The Green Safaris experience
Established in 2016, Green Safaris is committed to conserving the local environments in which each of its luxury properties operates. With ethically-motivated camps and lodges located across Zambia and Malawi, the company is pioneering the ‘Silent Safari’ through the use of non-intrusive technology.
A bold and notable milestone is their development of the first electric game drive vehicle in Zambia powered by the sun (the e-Cruiser) at Ila Safari Lodge. This flagship property also proudly stands as the first and only lodge in the country to operate solar-powered safaris on land and on the water. The Ila eBoat provides silent river cruises, inviting guests onto the Kafue River with only sunshine to power their sunset or sunrise cruises.
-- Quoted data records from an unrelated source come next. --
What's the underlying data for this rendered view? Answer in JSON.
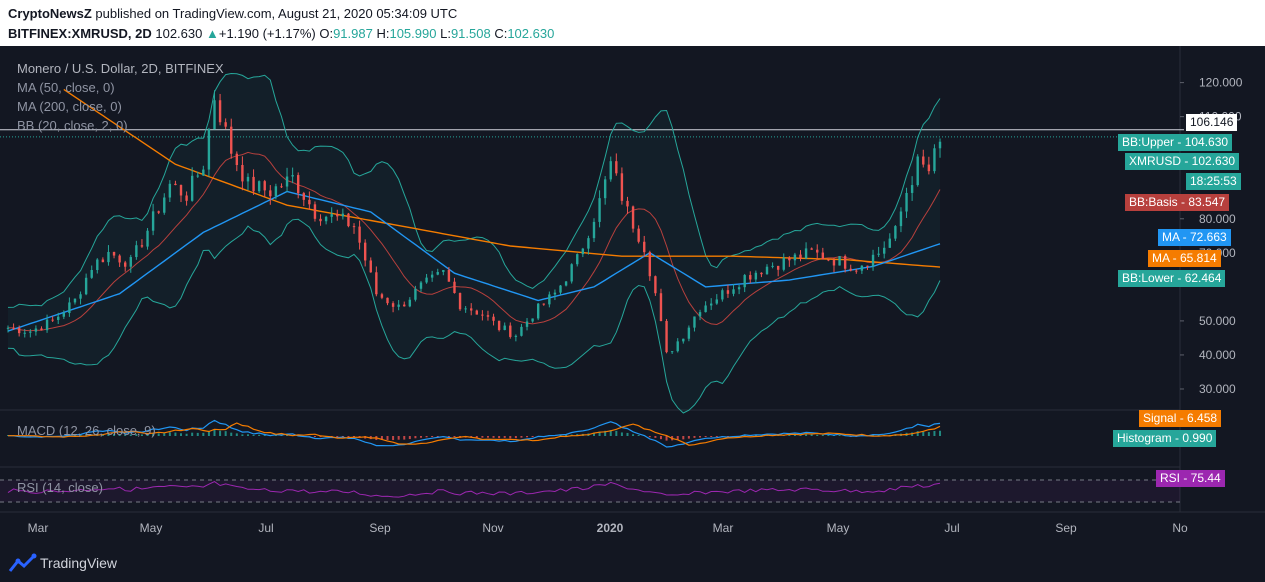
{
  "header": {
    "publisher": "CryptoNewsZ",
    "published_text": "published on TradingView.com, August 21, 2020 05:34:09 UTC",
    "symbol": "BITFINEX:XMRUSD, 2D",
    "last": "102.630",
    "change_arrow": "▲",
    "change": "+1.190 (+1.17%)",
    "o_label": "O:",
    "o_value": "91.987",
    "h_label": "H:",
    "h_value": "105.990",
    "l_label": "L:",
    "l_value": "91.508",
    "c_label": "C:",
    "c_value": "102.630"
  },
  "legend": {
    "title": "Monero / U.S. Dollar, 2D, BITFINEX",
    "ma50": "MA (50, close, 0)",
    "ma200": "MA (200, close, 0)",
    "bb": "BB (20, close, 2, 0)",
    "macd": "MACD (12, 26, close, 9)",
    "rsi": "RSI (14, close)"
  },
  "tags": {
    "crosshair": "106.146",
    "bb_upper": "BB:Upper - 104.630",
    "xmrusd": "XMRUSD - 102.630",
    "countdown": "18:25:53",
    "bb_basis": "BB:Basis - 83.547",
    "ma_blue": "MA - 72.663",
    "ma_orange": "MA - 65.814",
    "bb_lower": "BB:Lower - 62.464",
    "signal": "Signal - 6.458",
    "histogram": "Histogram - 0.990",
    "rsi": "RSI - 75.44"
  },
  "colors": {
    "background": "#131722",
    "up": "#26a69a",
    "down": "#ef5350",
    "ma50": "#2196f3",
    "ma200": "#f57c00",
    "bb": "#26a69a",
    "bb_basis": "#b7403d",
    "macd": "#2196f3",
    "signal": "#f57c00",
    "rsi": "#9c27b0"
  },
  "footer": {
    "brand": "TradingView"
  },
  "chart_data": {
    "type": "candlestick",
    "symbol": "XMRUSD",
    "y_ticks": [
      "120.000",
      "110.000",
      "80.000",
      "70.000",
      "50.000",
      "40.000",
      "30.000"
    ],
    "ylim": [
      25,
      124
    ],
    "x_tick_labels": [
      "Mar",
      "May",
      "Jul",
      "Sep",
      "Nov",
      "2020",
      "Mar",
      "May",
      "Jul",
      "Sep",
      "No"
    ],
    "close_series": [
      {
        "t": 0,
        "v": 48
      },
      {
        "t": 8,
        "v": 47
      },
      {
        "t": 16,
        "v": 50
      },
      {
        "t": 24,
        "v": 56
      },
      {
        "t": 30,
        "v": 66
      },
      {
        "t": 36,
        "v": 70
      },
      {
        "t": 44,
        "v": 67
      },
      {
        "t": 52,
        "v": 80
      },
      {
        "t": 58,
        "v": 90
      },
      {
        "t": 64,
        "v": 87
      },
      {
        "t": 70,
        "v": 96
      },
      {
        "t": 74,
        "v": 116
      },
      {
        "t": 80,
        "v": 100
      },
      {
        "t": 86,
        "v": 90
      },
      {
        "t": 94,
        "v": 88
      },
      {
        "t": 102,
        "v": 92
      },
      {
        "t": 110,
        "v": 82
      },
      {
        "t": 118,
        "v": 80
      },
      {
        "t": 124,
        "v": 78
      },
      {
        "t": 132,
        "v": 58
      },
      {
        "t": 140,
        "v": 54
      },
      {
        "t": 148,
        "v": 60
      },
      {
        "t": 156,
        "v": 64
      },
      {
        "t": 162,
        "v": 55
      },
      {
        "t": 170,
        "v": 52
      },
      {
        "t": 176,
        "v": 48
      },
      {
        "t": 182,
        "v": 46
      },
      {
        "t": 188,
        "v": 52
      },
      {
        "t": 196,
        "v": 58
      },
      {
        "t": 204,
        "v": 68
      },
      {
        "t": 212,
        "v": 85
      },
      {
        "t": 216,
        "v": 96
      },
      {
        "t": 222,
        "v": 82
      },
      {
        "t": 228,
        "v": 72
      },
      {
        "t": 232,
        "v": 58
      },
      {
        "t": 236,
        "v": 40
      },
      {
        "t": 242,
        "v": 46
      },
      {
        "t": 248,
        "v": 54
      },
      {
        "t": 256,
        "v": 58
      },
      {
        "t": 264,
        "v": 63
      },
      {
        "t": 272,
        "v": 66
      },
      {
        "t": 280,
        "v": 68
      },
      {
        "t": 288,
        "v": 70
      },
      {
        "t": 296,
        "v": 68
      },
      {
        "t": 304,
        "v": 66
      },
      {
        "t": 312,
        "v": 70
      },
      {
        "t": 318,
        "v": 76
      },
      {
        "t": 322,
        "v": 88
      },
      {
        "t": 326,
        "v": 96
      },
      {
        "t": 330,
        "v": 94
      },
      {
        "t": 334,
        "v": 102.63
      }
    ],
    "ma50_series": [
      {
        "t": 0,
        "v": 47
      },
      {
        "t": 40,
        "v": 58
      },
      {
        "t": 70,
        "v": 76
      },
      {
        "t": 100,
        "v": 88
      },
      {
        "t": 130,
        "v": 82
      },
      {
        "t": 160,
        "v": 64
      },
      {
        "t": 190,
        "v": 56
      },
      {
        "t": 210,
        "v": 60
      },
      {
        "t": 230,
        "v": 70
      },
      {
        "t": 250,
        "v": 60
      },
      {
        "t": 280,
        "v": 62
      },
      {
        "t": 310,
        "v": 66
      },
      {
        "t": 334,
        "v": 72.663
      }
    ],
    "ma200_series": [
      {
        "t": 20,
        "v": 118
      },
      {
        "t": 60,
        "v": 96
      },
      {
        "t": 100,
        "v": 84
      },
      {
        "t": 140,
        "v": 78
      },
      {
        "t": 180,
        "v": 72
      },
      {
        "t": 220,
        "v": 69
      },
      {
        "t": 260,
        "v": 69
      },
      {
        "t": 300,
        "v": 68
      },
      {
        "t": 334,
        "v": 65.814
      }
    ],
    "bb_upper_value": 104.63,
    "bb_basis_value": 83.547,
    "bb_lower_value": 62.464,
    "last_close": 102.63,
    "crosshair_value": 106.146,
    "macd_signal": 6.458,
    "macd_histogram": 0.99,
    "rsi_value": 75.44
  }
}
But Ila does not stop at a sustainable fleet: the property itself runs completely off-grid, using energy from a solar farm on site. Even the physical lodge was built using the environmentally-friendly sandbag method, where the earth is excavated during levelling and reused in construction, resulting in longevity and natural insulation.
Green Safari guests can also use electric mountain bikes to explore Zambia’s Busanga Plains from Chisa Busanga Camp, or to explore Likoma Island one Lake Malawi with Kaya Mawa. A notable development at their Shawa Luangwa Camp is the signature e-Cruiser and Silent Safari experience within South Luangwa National Park.
Understanding Green Technology
The sense of urgency in the travel sector is palpable – 53.3% of travel businesses are already integrating sustainability features, according to Euromonitor International’s Voice of the Industry Survey: Sustainability (2021).
With this in mind, it’s crucial to remember that estimates of green tech vary widely. For example, solar, wind, and hydropower are widely considered ‘green’ even though these technologies do still carry varied environmental consequences.
Before adopting green technology, tourism stakeholders must fully understand the potential risks associated with investing in any new technology and partnering with unknown and emerging suppliers. It can be easy to fall into the trap of greenwashing, so be sure to do your research and ask the right questions.